Pimpinan Daerah Federasi Serikat Pekerja Rokok Tembakau Makanan Minuman Daerah Istimewa Yogyakarta (PD RTMM-SPSI DIY), Pengurus Pusat RTMM SPSI bersama perwakilan Persatuan Perusahaan Rokok Kudus (PPRK), Aliansi Masyarakat Tembakau Indonesia (AMTI), Pakta Konsumen, akademisi dari Universitas Proklamasi 45 Yogyakarta, serta pengamat kebijakan menyepakati bahwa revisi PP 109/2012 bukan solusi yang tepat dalam menangani permasalahan pertembakauan di Indonesia. Kesepakatan demikian terbentuk berdasarkan peninjauan dampak usulan revisi PP 109/2012 secara komprehensif.
Demikian kesimpulan dalam dialog kebijakan multipihak bertema “Upaya Membangun Kesepahaman Bersama Tentang Kebijakan Pertembakauan Indonesia” yang digelar PD RTMM-SPSI DIY, baru-baru ini.
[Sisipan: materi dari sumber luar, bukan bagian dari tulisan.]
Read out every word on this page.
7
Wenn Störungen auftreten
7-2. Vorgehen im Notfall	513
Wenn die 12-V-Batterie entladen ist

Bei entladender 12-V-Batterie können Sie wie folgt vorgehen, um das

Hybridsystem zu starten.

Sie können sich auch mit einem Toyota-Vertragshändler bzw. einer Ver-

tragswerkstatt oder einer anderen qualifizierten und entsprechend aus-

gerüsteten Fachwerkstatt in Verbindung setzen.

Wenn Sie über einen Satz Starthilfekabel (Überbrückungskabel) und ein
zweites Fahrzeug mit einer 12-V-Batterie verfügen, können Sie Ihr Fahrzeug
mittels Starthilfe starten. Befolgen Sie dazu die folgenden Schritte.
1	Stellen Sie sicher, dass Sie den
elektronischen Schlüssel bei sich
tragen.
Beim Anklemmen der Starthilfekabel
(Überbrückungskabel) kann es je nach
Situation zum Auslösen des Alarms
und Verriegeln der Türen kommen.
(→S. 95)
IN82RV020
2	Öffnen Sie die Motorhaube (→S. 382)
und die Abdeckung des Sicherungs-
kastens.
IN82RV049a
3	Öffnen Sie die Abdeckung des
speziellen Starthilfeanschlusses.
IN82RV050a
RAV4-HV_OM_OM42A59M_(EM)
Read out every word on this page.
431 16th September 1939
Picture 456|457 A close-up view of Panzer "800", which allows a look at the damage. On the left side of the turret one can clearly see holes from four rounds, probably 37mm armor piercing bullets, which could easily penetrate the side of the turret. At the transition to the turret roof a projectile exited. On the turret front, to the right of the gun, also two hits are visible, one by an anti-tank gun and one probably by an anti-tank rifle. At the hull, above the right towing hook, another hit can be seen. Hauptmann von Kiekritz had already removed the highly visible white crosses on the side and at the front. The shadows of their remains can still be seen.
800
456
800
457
Dalam kesempatan tersebut, Ketua Umum Pakta Konsumen, Ari Fatanen, menggarisbawahi keengganan pemerintah untuk merangkul 69,1 juta konsumen rokok di Indonesia dalam perumusan dan penegakan kebijakan tembakau. Baca Juga: Soal Kebijakan Tembakau, Pemerintah Diminta Bentengi Diri dari Intervensi Asing
"Perlu melibatkan konsumen hal partisipatif dalam regulasi. Konsumen ini seperti anak tiri. Menyumbang cukai, infrastruktur, pembangunan, tapi hak partisipatif secara konstitusional saat ini belum diberikan. Sampai hari ini masih jarang terjadi apalagi apalagi di level setingkat menteri seperti halnya PP 109/2012. Justifikasi dengan satu sudut pandang saja,” ujarnya.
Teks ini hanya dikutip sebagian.